2017-01-04 05:18:08

by Anton Blanchard

[permalink] [raw]
Subject: ext4 filesystem corruption with 4.10-rc2 on ppc64le

Hi,

I'm consistently seeing ext4 filesystem corruption using a mainline
kernel. It doesn't take much to trigger it - download a ppc64le Ubuntu
cloud image, boot it in KVM and run:

sudo apt-get update
sudo apt-get dist-upgrade
sudo reboot

And it never makes it back up, dying with rather severe filesystem
corruption.

I've narrowed it down to:

64e1c57fa474 ("ext4: Use clean_bdev_aliases() instead of iteration")
e64855c6cfaa ("fs: Add helper to clean bdev aliases under a bh and use it")
ce98321bf7d2 ("fs: Remove unmap_underlying_metadata")

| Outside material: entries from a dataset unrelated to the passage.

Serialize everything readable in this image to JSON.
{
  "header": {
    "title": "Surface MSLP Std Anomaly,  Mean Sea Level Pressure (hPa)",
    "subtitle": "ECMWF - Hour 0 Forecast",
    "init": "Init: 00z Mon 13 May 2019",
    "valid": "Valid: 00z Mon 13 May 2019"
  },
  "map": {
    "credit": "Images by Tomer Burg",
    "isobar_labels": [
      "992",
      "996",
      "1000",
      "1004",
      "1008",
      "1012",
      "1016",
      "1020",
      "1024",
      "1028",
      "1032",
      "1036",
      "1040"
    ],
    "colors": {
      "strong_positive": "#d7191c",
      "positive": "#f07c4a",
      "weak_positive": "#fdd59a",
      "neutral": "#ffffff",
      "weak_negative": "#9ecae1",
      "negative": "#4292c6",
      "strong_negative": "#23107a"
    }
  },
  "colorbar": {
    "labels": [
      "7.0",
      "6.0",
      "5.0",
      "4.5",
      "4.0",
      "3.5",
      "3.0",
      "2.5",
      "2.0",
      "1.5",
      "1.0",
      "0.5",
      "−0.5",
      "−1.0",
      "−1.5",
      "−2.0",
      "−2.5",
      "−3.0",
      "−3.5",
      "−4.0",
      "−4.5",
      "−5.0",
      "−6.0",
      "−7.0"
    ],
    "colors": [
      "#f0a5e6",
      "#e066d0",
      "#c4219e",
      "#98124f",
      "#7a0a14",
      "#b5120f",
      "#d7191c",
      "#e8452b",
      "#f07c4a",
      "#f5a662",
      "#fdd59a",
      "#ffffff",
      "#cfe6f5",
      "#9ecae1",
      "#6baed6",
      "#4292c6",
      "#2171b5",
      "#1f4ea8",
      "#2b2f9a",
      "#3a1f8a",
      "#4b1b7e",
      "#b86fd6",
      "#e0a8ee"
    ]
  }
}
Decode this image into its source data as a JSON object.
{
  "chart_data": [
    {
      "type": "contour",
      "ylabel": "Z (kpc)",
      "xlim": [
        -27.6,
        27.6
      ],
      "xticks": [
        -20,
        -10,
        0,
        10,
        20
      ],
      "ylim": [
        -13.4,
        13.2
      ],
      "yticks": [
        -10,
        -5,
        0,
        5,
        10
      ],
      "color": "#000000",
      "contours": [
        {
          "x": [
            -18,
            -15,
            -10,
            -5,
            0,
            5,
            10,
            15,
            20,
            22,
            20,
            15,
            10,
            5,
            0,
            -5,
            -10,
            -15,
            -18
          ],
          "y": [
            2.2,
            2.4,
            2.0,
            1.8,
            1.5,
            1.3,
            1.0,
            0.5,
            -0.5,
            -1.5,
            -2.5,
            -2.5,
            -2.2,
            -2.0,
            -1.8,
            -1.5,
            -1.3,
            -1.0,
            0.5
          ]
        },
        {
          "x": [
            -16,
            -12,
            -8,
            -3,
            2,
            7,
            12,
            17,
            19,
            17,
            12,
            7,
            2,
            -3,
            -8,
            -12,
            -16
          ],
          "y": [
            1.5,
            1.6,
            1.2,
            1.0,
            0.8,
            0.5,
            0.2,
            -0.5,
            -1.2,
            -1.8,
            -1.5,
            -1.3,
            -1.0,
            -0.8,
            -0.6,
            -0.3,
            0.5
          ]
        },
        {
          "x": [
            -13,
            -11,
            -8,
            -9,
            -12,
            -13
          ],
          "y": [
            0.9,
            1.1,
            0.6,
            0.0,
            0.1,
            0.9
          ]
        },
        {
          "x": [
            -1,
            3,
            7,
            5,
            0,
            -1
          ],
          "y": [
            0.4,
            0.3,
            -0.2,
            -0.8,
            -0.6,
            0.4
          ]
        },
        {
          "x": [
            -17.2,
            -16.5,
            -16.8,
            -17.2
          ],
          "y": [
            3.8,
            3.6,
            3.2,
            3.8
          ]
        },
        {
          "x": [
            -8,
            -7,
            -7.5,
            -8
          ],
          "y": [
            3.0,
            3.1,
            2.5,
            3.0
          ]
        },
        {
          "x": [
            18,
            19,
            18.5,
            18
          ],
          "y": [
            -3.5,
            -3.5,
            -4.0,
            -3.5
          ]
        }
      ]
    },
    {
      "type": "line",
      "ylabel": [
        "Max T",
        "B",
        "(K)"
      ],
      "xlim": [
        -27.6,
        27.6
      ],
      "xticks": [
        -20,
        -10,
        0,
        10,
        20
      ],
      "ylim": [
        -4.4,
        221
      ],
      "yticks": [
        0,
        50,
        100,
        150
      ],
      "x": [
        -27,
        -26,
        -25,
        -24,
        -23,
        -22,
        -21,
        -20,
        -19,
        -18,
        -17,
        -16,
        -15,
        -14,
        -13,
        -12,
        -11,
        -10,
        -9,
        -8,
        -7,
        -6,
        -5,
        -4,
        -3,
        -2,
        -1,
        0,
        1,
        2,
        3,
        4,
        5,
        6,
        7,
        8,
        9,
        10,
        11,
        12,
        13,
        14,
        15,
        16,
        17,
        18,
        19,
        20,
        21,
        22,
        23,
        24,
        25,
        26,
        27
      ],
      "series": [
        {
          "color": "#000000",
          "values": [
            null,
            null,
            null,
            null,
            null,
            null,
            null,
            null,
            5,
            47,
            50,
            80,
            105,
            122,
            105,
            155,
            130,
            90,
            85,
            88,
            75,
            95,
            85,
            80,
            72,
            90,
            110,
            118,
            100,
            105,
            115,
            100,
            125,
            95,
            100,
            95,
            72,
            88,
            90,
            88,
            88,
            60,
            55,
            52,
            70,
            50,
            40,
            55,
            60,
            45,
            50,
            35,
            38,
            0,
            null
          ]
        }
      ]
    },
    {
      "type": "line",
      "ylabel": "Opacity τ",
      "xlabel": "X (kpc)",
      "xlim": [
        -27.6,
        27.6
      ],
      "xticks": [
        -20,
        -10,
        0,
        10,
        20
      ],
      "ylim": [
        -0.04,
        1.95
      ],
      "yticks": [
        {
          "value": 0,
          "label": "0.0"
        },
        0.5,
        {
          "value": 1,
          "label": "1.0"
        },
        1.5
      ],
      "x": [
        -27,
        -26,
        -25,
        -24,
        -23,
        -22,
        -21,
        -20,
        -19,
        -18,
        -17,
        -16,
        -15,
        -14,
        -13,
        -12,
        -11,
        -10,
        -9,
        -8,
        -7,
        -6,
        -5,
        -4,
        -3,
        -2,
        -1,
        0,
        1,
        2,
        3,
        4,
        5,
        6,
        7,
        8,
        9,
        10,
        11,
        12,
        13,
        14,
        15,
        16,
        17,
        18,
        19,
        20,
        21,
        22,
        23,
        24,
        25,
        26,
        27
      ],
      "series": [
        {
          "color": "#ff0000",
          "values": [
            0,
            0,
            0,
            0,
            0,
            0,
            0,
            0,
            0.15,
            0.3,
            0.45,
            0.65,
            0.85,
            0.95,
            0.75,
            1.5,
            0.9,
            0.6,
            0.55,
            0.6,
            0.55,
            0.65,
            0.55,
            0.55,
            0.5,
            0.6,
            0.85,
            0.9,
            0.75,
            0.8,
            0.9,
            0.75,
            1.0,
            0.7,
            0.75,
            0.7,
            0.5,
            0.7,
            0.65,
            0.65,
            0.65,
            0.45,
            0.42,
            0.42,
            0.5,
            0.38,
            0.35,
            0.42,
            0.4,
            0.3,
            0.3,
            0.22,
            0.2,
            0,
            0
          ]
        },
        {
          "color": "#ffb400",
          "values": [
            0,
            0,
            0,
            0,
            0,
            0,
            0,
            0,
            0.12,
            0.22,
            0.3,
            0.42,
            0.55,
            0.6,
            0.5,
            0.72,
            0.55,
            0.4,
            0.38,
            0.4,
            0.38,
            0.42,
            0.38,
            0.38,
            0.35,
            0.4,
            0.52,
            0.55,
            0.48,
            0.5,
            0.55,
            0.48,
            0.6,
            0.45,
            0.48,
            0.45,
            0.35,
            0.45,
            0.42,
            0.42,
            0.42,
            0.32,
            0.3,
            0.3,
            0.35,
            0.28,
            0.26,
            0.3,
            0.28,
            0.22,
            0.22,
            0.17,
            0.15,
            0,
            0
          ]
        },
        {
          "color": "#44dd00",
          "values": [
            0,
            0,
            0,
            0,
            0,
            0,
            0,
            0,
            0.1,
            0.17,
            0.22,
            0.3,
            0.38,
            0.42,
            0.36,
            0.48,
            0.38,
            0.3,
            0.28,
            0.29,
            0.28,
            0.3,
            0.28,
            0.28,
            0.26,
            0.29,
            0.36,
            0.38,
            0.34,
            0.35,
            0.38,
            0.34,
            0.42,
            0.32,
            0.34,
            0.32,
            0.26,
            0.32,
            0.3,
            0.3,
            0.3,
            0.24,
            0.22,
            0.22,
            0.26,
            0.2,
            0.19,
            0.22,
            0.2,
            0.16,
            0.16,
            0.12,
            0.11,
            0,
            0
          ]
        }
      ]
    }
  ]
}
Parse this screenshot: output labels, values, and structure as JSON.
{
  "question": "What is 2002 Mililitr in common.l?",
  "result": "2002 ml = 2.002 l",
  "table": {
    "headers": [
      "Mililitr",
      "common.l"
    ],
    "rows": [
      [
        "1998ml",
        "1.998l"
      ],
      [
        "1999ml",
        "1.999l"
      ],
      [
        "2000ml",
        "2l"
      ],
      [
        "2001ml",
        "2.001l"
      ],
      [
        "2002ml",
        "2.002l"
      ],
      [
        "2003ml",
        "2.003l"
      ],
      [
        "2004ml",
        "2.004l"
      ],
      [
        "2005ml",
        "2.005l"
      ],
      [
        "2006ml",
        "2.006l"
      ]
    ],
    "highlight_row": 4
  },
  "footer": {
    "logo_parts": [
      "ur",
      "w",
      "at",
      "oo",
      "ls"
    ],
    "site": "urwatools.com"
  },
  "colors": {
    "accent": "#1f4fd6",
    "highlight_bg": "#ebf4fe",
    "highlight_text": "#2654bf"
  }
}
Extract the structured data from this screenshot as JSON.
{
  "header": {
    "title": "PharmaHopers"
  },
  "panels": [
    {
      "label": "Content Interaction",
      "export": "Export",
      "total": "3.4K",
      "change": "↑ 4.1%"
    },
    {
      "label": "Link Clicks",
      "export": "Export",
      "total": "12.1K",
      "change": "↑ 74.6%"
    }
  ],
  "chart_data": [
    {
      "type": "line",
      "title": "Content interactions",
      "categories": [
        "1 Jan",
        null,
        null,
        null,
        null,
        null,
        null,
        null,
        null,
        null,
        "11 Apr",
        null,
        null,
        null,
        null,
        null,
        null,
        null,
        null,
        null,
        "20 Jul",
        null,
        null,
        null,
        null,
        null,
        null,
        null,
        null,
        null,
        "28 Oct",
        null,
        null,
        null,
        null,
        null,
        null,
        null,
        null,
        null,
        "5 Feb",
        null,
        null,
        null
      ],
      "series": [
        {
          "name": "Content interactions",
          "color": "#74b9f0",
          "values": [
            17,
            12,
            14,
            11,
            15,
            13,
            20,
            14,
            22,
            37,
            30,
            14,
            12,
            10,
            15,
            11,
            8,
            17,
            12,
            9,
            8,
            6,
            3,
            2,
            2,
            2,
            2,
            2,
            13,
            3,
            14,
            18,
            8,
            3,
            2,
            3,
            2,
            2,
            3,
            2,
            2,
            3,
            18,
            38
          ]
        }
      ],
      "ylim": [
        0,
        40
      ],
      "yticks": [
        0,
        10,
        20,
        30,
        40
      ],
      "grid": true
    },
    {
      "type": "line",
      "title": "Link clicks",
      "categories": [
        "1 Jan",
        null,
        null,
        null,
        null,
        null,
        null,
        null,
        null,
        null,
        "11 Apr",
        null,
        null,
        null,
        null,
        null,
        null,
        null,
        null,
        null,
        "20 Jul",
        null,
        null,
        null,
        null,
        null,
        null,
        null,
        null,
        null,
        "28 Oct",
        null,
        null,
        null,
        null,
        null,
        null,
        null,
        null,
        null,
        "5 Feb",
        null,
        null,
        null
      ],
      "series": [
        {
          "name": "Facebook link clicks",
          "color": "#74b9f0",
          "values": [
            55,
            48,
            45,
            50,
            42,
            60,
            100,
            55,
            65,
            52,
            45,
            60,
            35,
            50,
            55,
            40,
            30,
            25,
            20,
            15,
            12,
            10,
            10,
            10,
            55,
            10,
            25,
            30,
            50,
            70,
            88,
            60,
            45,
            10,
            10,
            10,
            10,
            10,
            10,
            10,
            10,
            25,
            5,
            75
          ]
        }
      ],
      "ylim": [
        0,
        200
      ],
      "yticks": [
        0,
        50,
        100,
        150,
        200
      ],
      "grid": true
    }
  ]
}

Backing these patches out fixes the issue.

Anton


2017-01-04 06:02:42

by Chandan Rajendra

[permalink] [raw]
Subject: Re: ext4 filesystem corruption with 4.10-rc2 on ppc64le

On Wednesday, January 04, 2017 04:18:08 PM Anton Blanchard wrote:
> Hi,
>
> I'm consistently seeing ext4 filesystem corruption using a mainline
> kernel. It doesn't take much to trigger it - download a ppc64le Ubuntu
> cloud image, boot it in KVM and run:
>
> sudo apt-get update
> sudo apt-get dist-upgrade
> sudo reboot
>
> And it never makes it back up, dying with rather severe filesystem
> corruption.

Hi,

The patch at https://patchwork.kernel.org/patch/9488235/ should fix the
bug.

>
> I've narrowed it down to:
>
> 64e1c57fa474 ("ext4: Use clean_bdev_aliases() instead of iteration")
> e64855c6cfaa ("fs: Add helper to clean bdev aliases under a bh and use it")
> ce98321bf7d2 ("fs: Remove unmap_underlying_metadata")
>
> Backing these patches out fixes the issue.
>
> Anton
> --
> To unsubscribe from this list: send the line "unsubscribe linux-ext4" in
> the body of a message to [email protected]
> More majordomo info at http://vger.kernel.org/majordomo-info.html
>

--
chandan

2017-01-04 07:34:00

by luigi burdo

[permalink] [raw]
Subject: Re: ext4 filesystem corruption with 4.10-rc2 on ppc64le

Hi,

it is present on ppc not le too.

found it on Ubuntu Mate 16.10 PPC with kernel 4.9 rc6 PPC64 on P5020/P5040


Thanks

Luigi


________________________________
Da: Linuxppc-dev <[email protected]> per conto di Anton Blanchard <[email protected]>
Inviato: mercoled? 4 gennaio 2017 06.18
A: [email protected]; Michael Ellerman; Benjamin Herrenschmidt; Paul Mackerras; Stephen Rothwell; [email protected]
Cc: [email protected]; [email protected]; [email protected]; [email protected]
Oggetto: ext4 filesystem corruption with 4.10-rc2 on ppc64le

Hi,

I'm consistently seeing ext4 filesystem corruption using a mainline
kernel. It doesn't take much to trigger it - download a ppc64le Ubuntu
cloud image, boot it in KVM and run:

sudo apt-get update
sudo apt-get dist-upgrade
sudo reboot

And it never makes it back up, dying with rather severe filesystem
corruption.

I've narrowed it down to:

64e1c57fa474 ("ext4: Use clean_bdev_aliases() instead of iteration")
e64855c6cfaa ("fs: Add helper to clean bdev aliases under a bh and use it")
ce98321bf7d2 ("fs: Remove unmap_underlying_metadata")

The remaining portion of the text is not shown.